The MCSWMA board represents 22 constituent municipalities consisting of 19 townships and three cities in Marquette County.

“We’re part of this, and we have no say,” Durant told the board during the meeting. “Even the (Iron Ore) Heritage Trail — we have a representative on that authority board. We have no say with this group and this is, you know, number five or six of some of the crazy things that have happened in the last two or three years. I want to know what is happening.
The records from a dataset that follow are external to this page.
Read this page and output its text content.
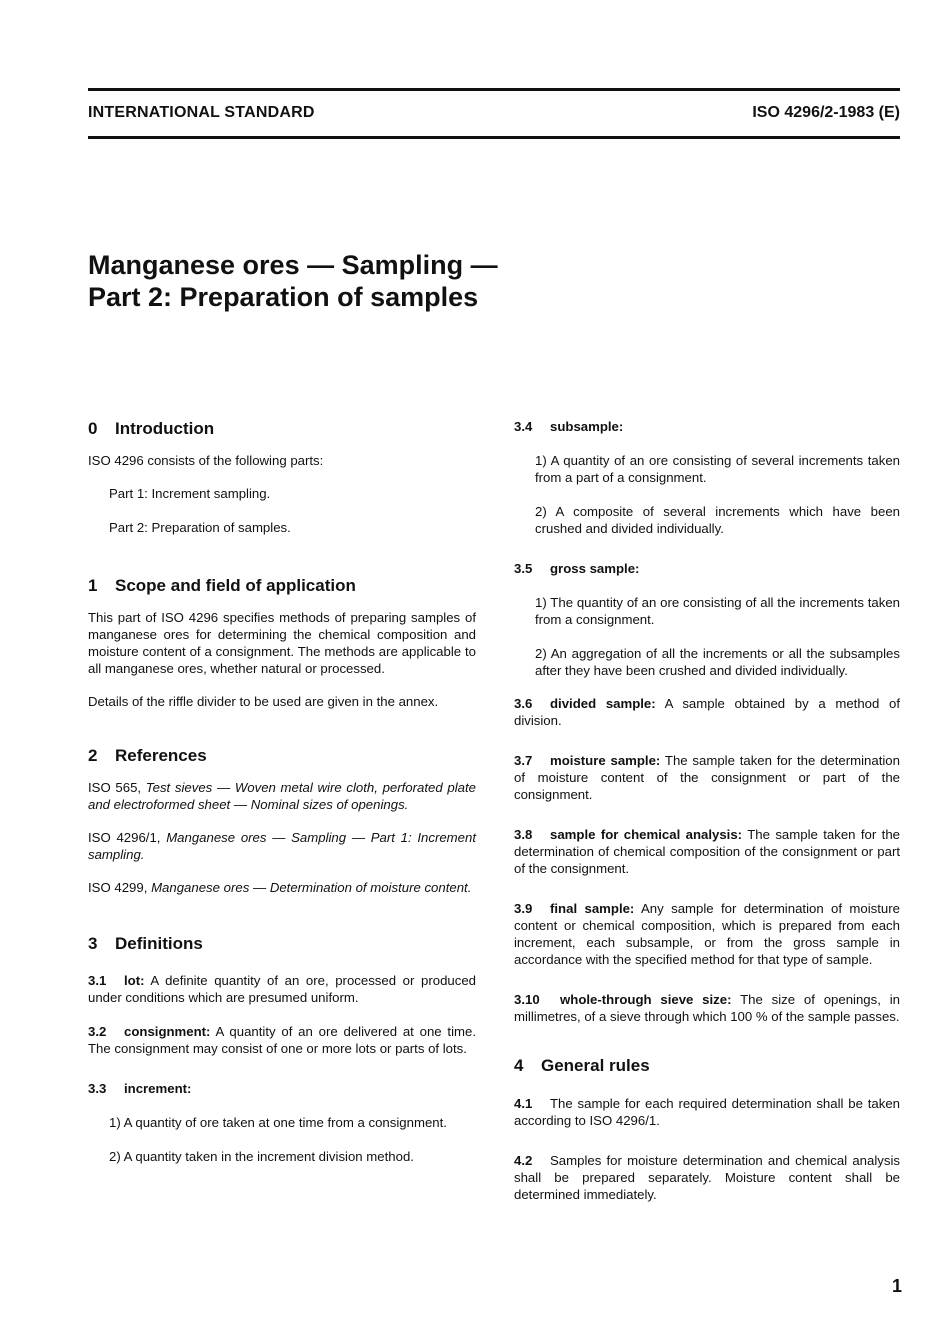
INTERNATIONAL STANDARD	ISO 4296/2-1983 (E)
Manganese ores — Sampling —
Part 2: Preparation of samples
0 Introduction

ISO 4296 consists of the following parts:

Part 1: Increment sampling.

Part 2: Preparation of samples.

1 Scope and field of application

This part of ISO 4296 specifies methods of preparing samples of manganese ores for determining the chemical composition and moisture content of a consignment. The methods are applicable to all manganese ores, whether natural or processed.

Details of the riffle divider to be used are given in the annex.

2 References

ISO 565, Test sieves — Woven metal wire cloth, perforated plate and electroformed sheet — Nominal sizes of openings.

ISO 4296/1, Manganese ores — Sampling — Part 1: Increment sampling.

ISO 4299, Manganese ores — Determination of moisture content.

3 Definitions

3.1 lot: A definite quantity of an ore, processed or produced under conditions which are presumed uniform.

3.2 consignment: A quantity of an ore delivered at one time. The consignment may consist of one or more lots or parts of lots.

3.3 increment:

1) A quantity of ore taken at one time from a consignment.

2) A quantity taken in the increment division method.

3.4 subsample:

1) A quantity of an ore consisting of several increments taken from a part of a consignment.

2) A composite of several increments which have been crushed and divided individually.

3.5 gross sample:

1) The quantity of an ore consisting of all the increments taken from a consignment.

2) An aggregation of all the increments or all the subsamples after they have been crushed and divided individually.

3.6 divided sample: A sample obtained by a method of division.

3.7 moisture sample: The sample taken for the determination of moisture content of the consignment or part of the consignment.

3.8 sample for chemical analysis: The sample taken for the determination of chemical composition of the consignment or part of the consignment.

3.9 final sample: Any sample for determination of moisture content or chemical composition, which is prepared from each increment, each subsample, or from the gross sample in accordance with the specified method for that type of sample.

3.10 whole-through sieve size: The size of openings, in millimetres, of a sieve through which 100 % of the sample passes.

4 General rules

4.1 The sample for each required determination shall be taken according to ISO 4296/1.

4.2 Samples for moisture determination and chemical analysis shall be prepared separately. Moisture content shall be determined immediately.

1
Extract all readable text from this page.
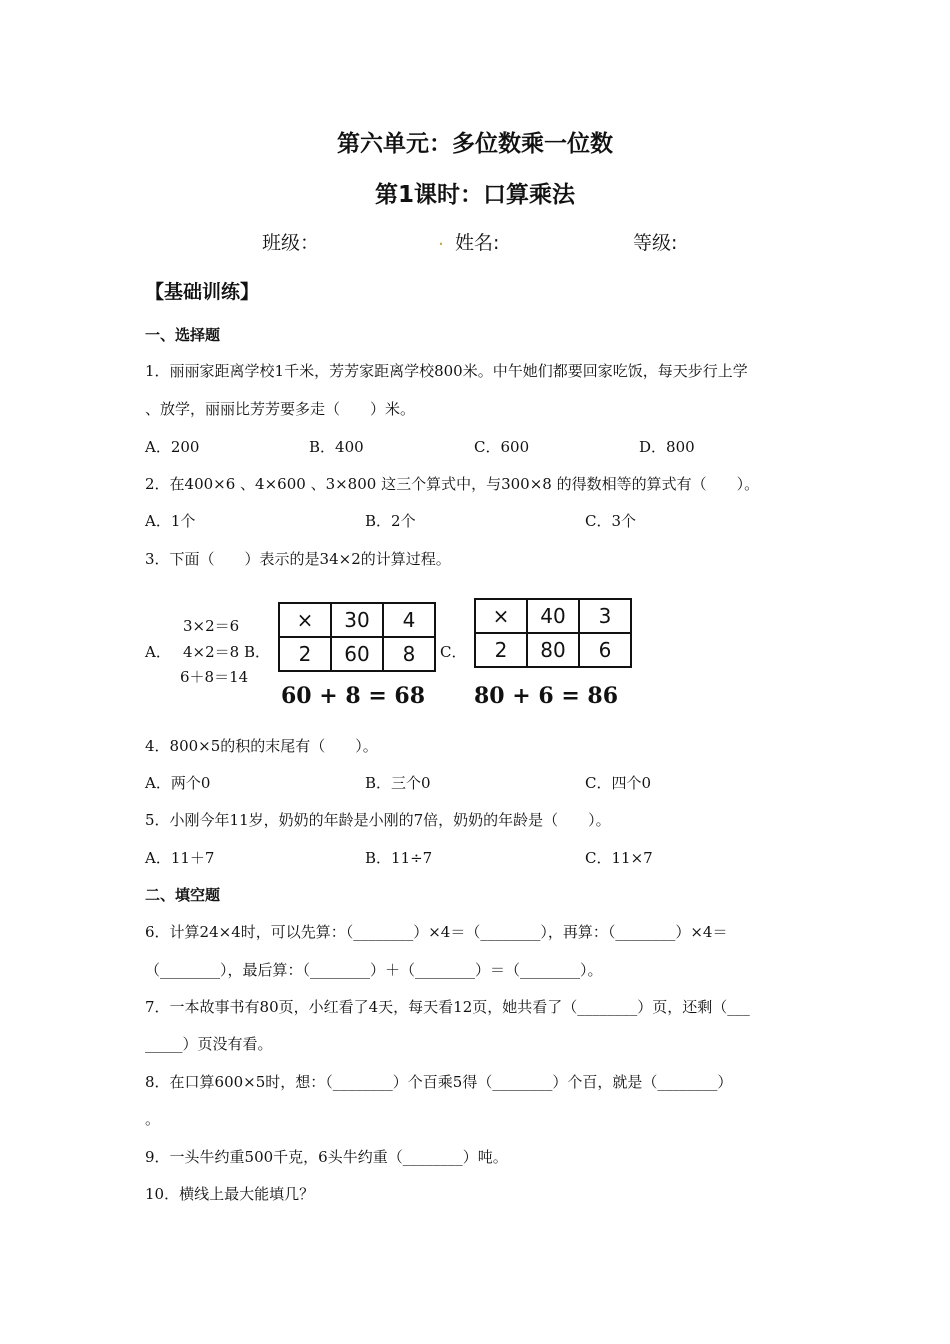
第六单元：多位数乘一位数
第1课时：口算乘法
班级：	. 姓名:	等级:
【基础训练】
一、选择题
1．丽丽家距离学校1千米，芳芳家距离学校800米。中午她们都要回家吃饭，每天步行上学
、放学，丽丽比芳芳要多走（　　）米。
A．200	B．400	C．600	D．800
2．在400×6 、4×600 、3×800 这三个算式中，与300×8 的得数相等的算式有（　　）。
A．1个	B．2个	C．3个
3．下面（　　）表示的是34×2的计算过程。
A．
3×2＝6
4×2＝8
6＋8＝14
B．
×	30	4
2	60	8
60 + 8 = 68
C．
×	40	3
2	80	6
80 + 6 = 86
4．800×5的积的末尾有（　　）。
A．两个0	B．三个0	C．四个0
5．小刚今年11岁，奶奶的年龄是小刚的7倍，奶奶的年龄是（　　）。
A．11＋7	B．11÷7	C．11×7
二、填空题
6．计算24×4时，可以先算：（________）×4＝（________），再算：（________）×4＝
（________），最后算：（________）＋（________）＝（________）。
7．一本故事书有80页，小红看了4天，每天看12页，她共看了（________）页，还剩（___
_____）页没有看。
8．在口算600×5时，想：（________）个百乘5得（________）个百，就是（________）
。
9．一头牛约重500千克，6头牛约重（________）吨。
10．横线上最大能填几？
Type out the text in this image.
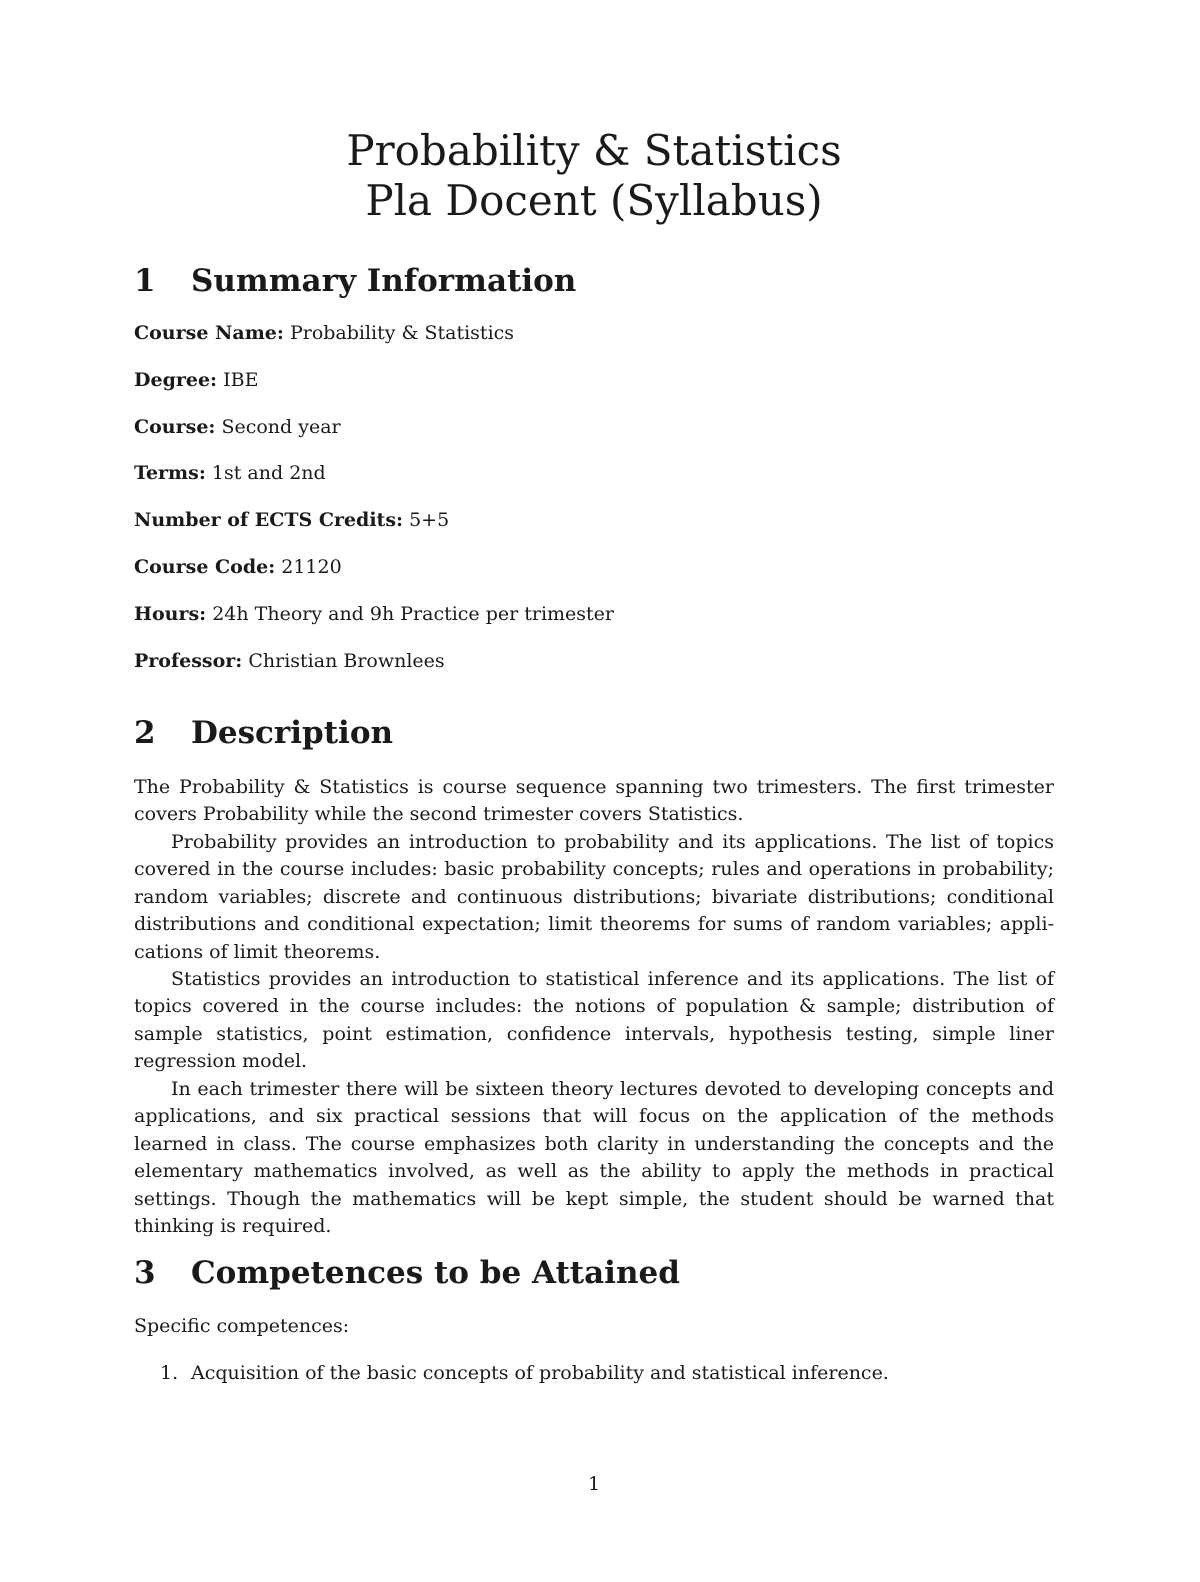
Probability & Statistics
Pla Docent (Syllabus)
1 Summary Information

Course Name: Probability & Statistics

Degree: IBE

Course: Second year

Terms: 1st and 2nd

Number of ECTS Credits: 5+5

Course Code: 21120

Hours: 24h Theory and 9h Practice per trimester

Professor: Christian Brownlees

2 Description

The Probability & Statistics is course sequence spanning two trimesters. The first trimester covers Probability while the second trimester covers Statistics.

Probability provides an introduction to probability and its applications. The list of topics covered in the course includes: basic probability concepts; rules and operations in probability; random variables; discrete and continuous distributions; bivariate distributions; conditional distributions and conditional expectation; limit theorems for sums of random variables; applications of limit theorems.

Statistics provides an introduction to statistical inference and its applications. The list of topics covered in the course includes: the notions of population & sample; distribution of sample statistics, point estimation, confidence intervals, hypothesis testing, simple liner regression model.

In each trimester there will be sixteen theory lectures devoted to developing concepts and applications, and six practical sessions that will focus on the application of the methods learned in class. The course emphasizes both clarity in understanding the concepts and the elementary mathematics involved, as well as the ability to apply the methods in practical settings. Though the mathematics will be kept simple, the student should be warned that thinking is required.

3 Competences to be Attained

Specific competences:

1. Acquisition of the basic concepts of probability and statistical inference.

1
I think we need to continue this.”

The letter highlights several “controversial issues” the MCSWMA has “implemented in the name of its constituent municipalities.”

The issues include a protracted legal battle over whether the MCSWMA board had the authority to remove Marquette County as the 23rd constituent municipality.

“You might remember that Sands Township, a partner in the landfill with our Marquette County Solid Waste Management Authority, and City of Marquette spent nearly three years in an attorney-involved set of issues with the Authority,” Durant’s letter states in part. “At the same time, questions arose as to a possible conflict of interest involving the Authority’s attorney, a seated Marquette County Commissioner.”

Durant said while the county’s status with the MCSWMA has been redefined, County Commissioner Bill Nordeen is still working as the authority’s legal counsel.

Another issue detailed in the Durant’s letter is the cessation of a 75-cent per-ton contribution to the Perpetual Care Trust Account by MCSWMA due to the fund’s combined accounts reaching nearly $3 million.

Instead, the 75-cent-per-ton has been allocated to 5-year capital funds, according to information from the March 21 MCSWMA board meeting.

The authority is required by the State of Michigan under Act 641 of the Public Acts of 1978, “to establish and maintain a Perpetual Care Fund, to be used exclusively for closure, monitoring and maintenance of the landfill,” the authority’s 2016 audit states.

In her letter, Durant questions whether the 22 municipalities represented by the authority will gain any cost benefit from the situation.

“Since the (Perpetual Care) fund is now apparently self-sustaining,” the letter states, “it would seem the constituent municipalities will also not need to contribute and tipping fees will not need to increase as was previously stated by them.”

The last increase in tipping fees occurred on July 1, 2017, rising from $45.50 per ton to $47.50 per ton.

Durant also expressed concerns about glass recycling at the MCSWMA facility.

“As you are aware, it was recently announced that our MCSWMA is not now, and has not been, recycling glass,” Durant’s letter states. “Apparently this has been the case for at least six years yet the Authority has specifically stated in news articles and minutes that they have been recycling it.”

Each township has a “serious interest in the financial and physical success and continuation of the landfill,” Durant said, and each municipality has to take an active interest in that future.

“A big part of that is being knowledgeable as to its operations,” she said.

Marquette Township Board Trustee John Markes said if nothing else, the letter itself sets a “historical benchmark.”

“It will indicate that we are laying down the gauntlet and saying — this is what we think should be happening, this is who we want to go and represent us and have conversation with these folks,” Markes said. “Most of us at one time or another have been to these meetings, and we are as disheartened as you are about the activity and the adaptability of this board that we have to deal with.”